“不能吧?”

苗银花第一个给否认了,“你小妹在海岛,她能决定得了首都的事情?”

她闺女要是有那么大的本事,将来也不下乡了。

倒是,陈有粮看的开,“甭管谁解决的,现在证明拿到手里了,就去把火车票买了,早点过去,免得大哥和美娜还在等着。”

这倒是。

“买了车票之后,跟美娜那边吱个声,对方好在海岛接你。”

其实,陈有粮的意思是,“要不我和银花你去吧,也算是见见大哥,还有爹娘。”

苗银花摇头,“你是七级钳工,又是升八级的关键时候,你一旦请假去了,这升上去就没希望了。”

“而且,老头子,我去海岛的开销不低,光火车票就不便宜,更别说吃饭住宿,你要在家挣工资。”

“不然咱们两个人,那得花多少钱?”

精打细算一辈子的人,第一件事就是算着成本账。

这也是,陈有粮沉默了下,“那让小三陪着你去?”

苗银花,“都不用。”

“我自己去,这边你们把我送到火车站,那边美娜去接我。”

见陈有粮还有些担忧,苗银花笑他,“你放心,四十多年前我会被拐,那是因为我还小长得漂亮,有价值被拐。

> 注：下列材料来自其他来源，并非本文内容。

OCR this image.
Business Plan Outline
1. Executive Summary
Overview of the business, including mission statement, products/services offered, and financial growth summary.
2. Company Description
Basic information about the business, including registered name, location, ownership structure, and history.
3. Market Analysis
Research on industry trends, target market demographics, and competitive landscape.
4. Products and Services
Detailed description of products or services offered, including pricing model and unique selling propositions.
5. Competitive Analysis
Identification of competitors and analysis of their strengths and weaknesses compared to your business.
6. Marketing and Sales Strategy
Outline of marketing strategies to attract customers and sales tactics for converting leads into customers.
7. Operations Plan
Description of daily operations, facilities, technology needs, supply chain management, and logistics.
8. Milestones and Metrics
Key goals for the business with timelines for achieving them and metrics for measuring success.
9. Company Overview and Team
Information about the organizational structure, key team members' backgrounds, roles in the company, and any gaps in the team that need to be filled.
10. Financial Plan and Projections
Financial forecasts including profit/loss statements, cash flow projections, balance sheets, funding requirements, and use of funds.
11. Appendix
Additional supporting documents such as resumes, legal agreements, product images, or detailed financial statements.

”

“我现在都一五六十的老太太了,谁拐我回去干嘛?拐个祖宗吗?”

女人和小孩之所以是被拐的重点,是因为她们有价值。

女人可以卖了给人当媳妇,生孩子。

孩子也是一样。

她就不一样了,马上快六十的老太太了,既没有女人的价值,也没有小孩的价值。

是这个道理,但是陈有粮不是很喜欢这种说法。

“那——”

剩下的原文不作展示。